Besser kann man die Bedeutung von
Jeff Hanneman nicht zusammenfassen: „Du du hast mich als Kind vom Pop befreit“,
schrieb ein Fan im Internet unter die Todesnachricht des Slayer Gitarristen,
der am Donnerstag in einem Krankenhaus in Südkalifornien
an Leberversagen gestorbenen ist. Jeff Hanneman war nicht einfach ein
Gitarrist, er war DER Metal-Gitarrist – allenfalls überragt von seinem
Bandkollegen Kerry King. Beide trafen
sich 1981 in Huntington Park und gründeten Slayer, die neben Bands wie Exodus
und Metallica als Wegbereiter des Thrash-Metal galten. Bis heute haben Slayer elf Alben veröffentlicht und laut Billboard-Magazin etwa fünf Millionen
Tonträger verkauft.
Vor zwei Jahren hatte sich Hanneman wahrscheinlich
durch einen Spinnenbiss Nekrotisierende Fasziitis zugezogen, eine Infektion, die
die Haut absterben lässt. Hanneman war deswegen in den letzten Jahren mehrfach
operiert worden und konnte nicht mehr mit Slayer spielen, wo er durch den
Exodus-Gitarristen Gary holt vertreten wurde. Aus der Öffentlichkeit hatte sich
der stets schweigsame Hanneman fast völlig zurückgezogen, trotzdem glaubte
seine Band bis zuletzt an seine Rückkehr. Vom plötzlichen Tot ihres Kollegen zeigten
sich die verbliebenen Slayer-Mitgliedervöllig überrascht. Ob sein Leberversagen mit der Fasziitis
zusammenhängt, ist bislang offenbar nicht bekannt. Jeff Hanneman wurde 49 Jahre
alt.
Bereits auf ihren ersten beiden Alben, "Show No
Mercy" (1983) und "Hell Awaits" (1985), die einem letalen Cocktail
aus aggressivem, unbangbar schnellem Punkrock mit ultrahartem Metal ihr
faustisches Potential an.
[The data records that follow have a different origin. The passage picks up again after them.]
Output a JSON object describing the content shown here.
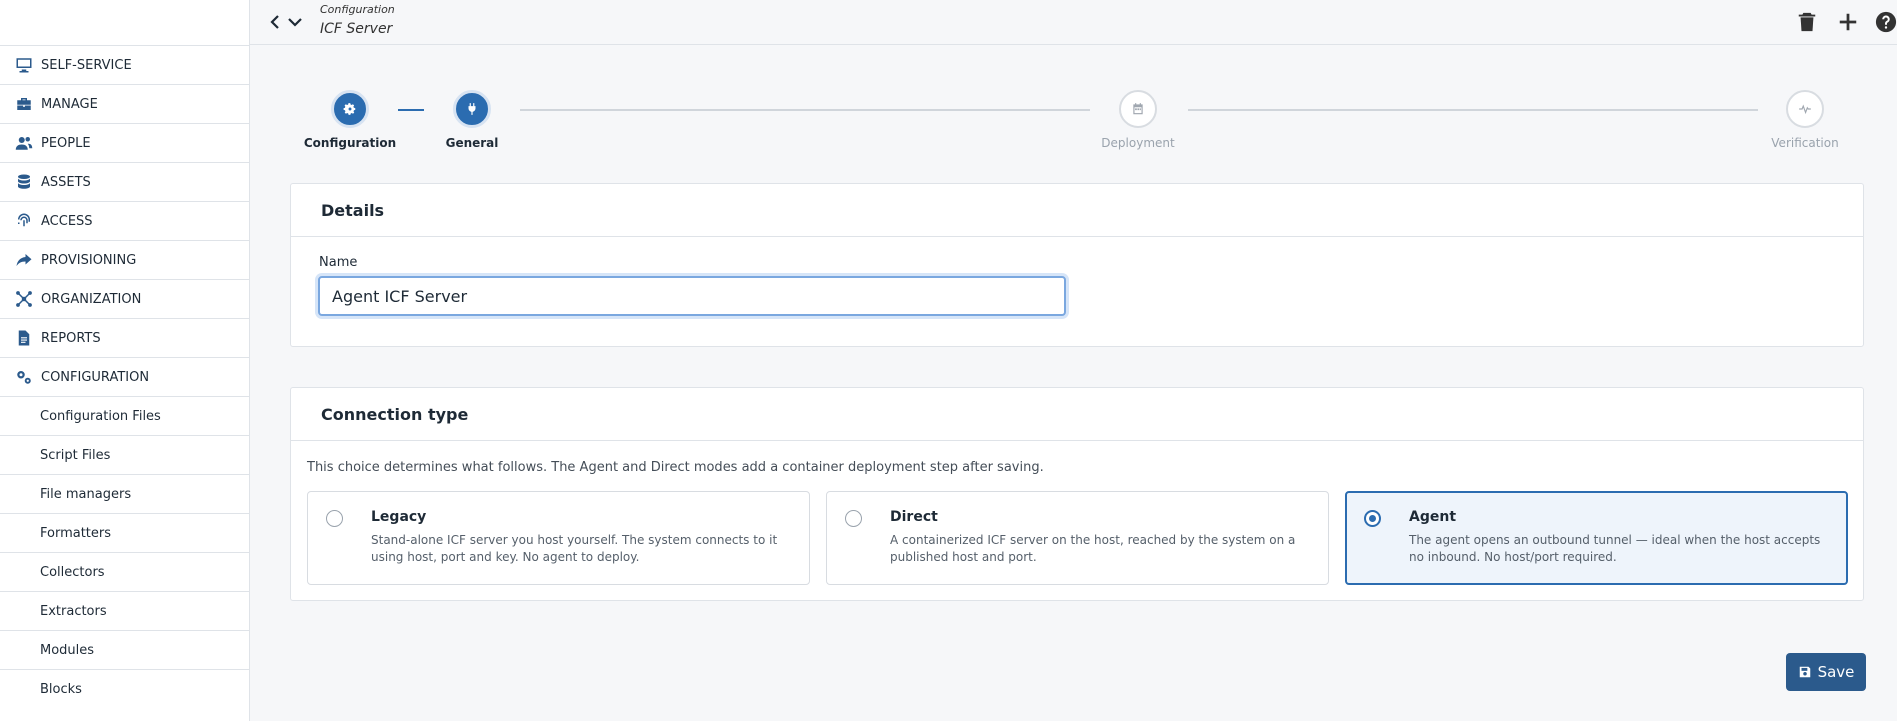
{
  "header": {
    "breadcrumb": "Configuration",
    "title": "ICF Server"
  },
  "sidebar": {
    "items": [
      {
        "label": "SELF-SERVICE",
        "icon": "monitor-icon"
      },
      {
        "label": "MANAGE",
        "icon": "toolbox-icon"
      },
      {
        "label": "PEOPLE",
        "icon": "users-icon"
      },
      {
        "label": "ASSETS",
        "icon": "database-icon"
      },
      {
        "label": "ACCESS",
        "icon": "fingerprint-icon"
      },
      {
        "label": "PROVISIONING",
        "icon": "share-arrow-icon"
      },
      {
        "label": "ORGANIZATION",
        "icon": "network-icon"
      },
      {
        "label": "REPORTS",
        "icon": "file-icon"
      },
      {
        "label": "CONFIGURATION",
        "icon": "gears-icon"
      }
    ],
    "sub_items": [
      "Configuration Files",
      "Script Files",
      "File managers",
      "Formatters",
      "Collectors",
      "Extractors",
      "Modules",
      "Blocks"
    ]
  },
  "stepper": {
    "steps": [
      {
        "label": "Configuration",
        "state": "active",
        "icon": "gear-icon"
      },
      {
        "label": "General",
        "state": "active",
        "icon": "plug-icon"
      },
      {
        "label": "Deployment",
        "state": "inactive",
        "icon": "calendar-icon"
      },
      {
        "label": "Verification",
        "state": "inactive",
        "icon": "pulse-icon"
      }
    ]
  },
  "details": {
    "title": "Details",
    "name_label": "Name",
    "name_value": "Agent ICF Server"
  },
  "connection": {
    "title": "Connection type",
    "description": "This choice determines what follows. The Agent and Direct modes add a container deployment step after saving.",
    "options": [
      {
        "title": "Legacy",
        "description": "Stand-alone ICF server you host yourself. The system connects to it using host, port and key. No agent to deploy.",
        "selected": false
      },
      {
        "title": "Direct",
        "description": "A containerized ICF server on the host, reached by the system on a published host and port.",
        "selected": false
      },
      {
        "title": "Agent",
        "description": "The agent opens an outbound tunnel — ideal when the host accepts no inbound. No host/port required.",
        "selected": true
      }
    ]
  },
  "actions": {
    "save_label": "Save"
  },
  "colors": {
    "accent": "#2b6cb0",
    "nav_icon": "#2b5a8c",
    "save_button": "#2b5a8c"
  }
}
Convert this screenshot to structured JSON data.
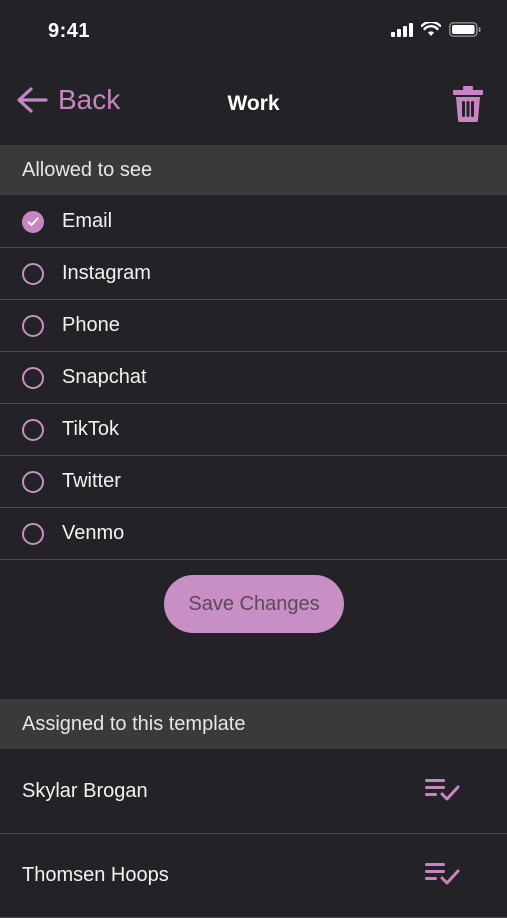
{
  "status_bar": {
    "time": "9:41"
  },
  "nav": {
    "back_label": "Back",
    "title": "Work"
  },
  "allowed_section": {
    "title": "Allowed to see"
  },
  "options": [
    {
      "label": "Email",
      "checked": true
    },
    {
      "label": "Instagram",
      "checked": false
    },
    {
      "label": "Phone",
      "checked": false
    },
    {
      "label": "Snapchat",
      "checked": false
    },
    {
      "label": "TikTok",
      "checked": false
    },
    {
      "label": "Twitter",
      "checked": false
    },
    {
      "label": "Venmo",
      "checked": false
    }
  ],
  "save_button": {
    "label": "Save Changes"
  },
  "assigned_section": {
    "title": "Assigned to this template"
  },
  "assigned_people": [
    {
      "name": "Skylar Brogan"
    },
    {
      "name": "Thomsen Hoops"
    }
  ],
  "colors": {
    "accent": "#c885c4",
    "background": "#232327",
    "header": "#3a3a3c"
  }
}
Doch erst mit "Reign in Blood" kam es 1986
zur vollen Entfaltung. Ein wahrer Behemoth von einer Platte, das Adepten extremer
Musik als das bislang brutalste, kompromissloseste und hasserfüllteste Metal-Werk
aller Zeiten gilt.
Selbst aus diesem Vinyl-gewordenen Schlachtgetümmel,
zu dessen düsterer Atmosphäre Hanneman mit seinem bellizistischen Spiel maßgeblich
beitrug – besonders seine Soli gehen unter die Haut wie das kriechende Chaos Nyarlathotep – sticht noch ein Song heraus wie
ein Leopard 2-Kampfpanzer auf dem Kundenparkplatz eines Einkaufszentrums: „AngelOf Death“. Die Kombination aus der geballten Feuerkraft
peitschender Drums, mit messerscharfen Stahlnägeln bewehrter Bass-Panzerung und
todbringender Fingerfertigkeit und Präzision des Killer-Riffs speienden Zwillingsgeschützes
King/Hanneman machen diese Nummer zum ultimativen Thrash Metal-Destillat – Größer
und mächtiger als irgendetwas real existierendes. Wer nach diesen 4:51-Minuten Stahlgewitter noch jemals das Bedürfnis verspürt,
ein Michael Bublé-Album aufzulegen, dem ist nicht mehr zu helfen.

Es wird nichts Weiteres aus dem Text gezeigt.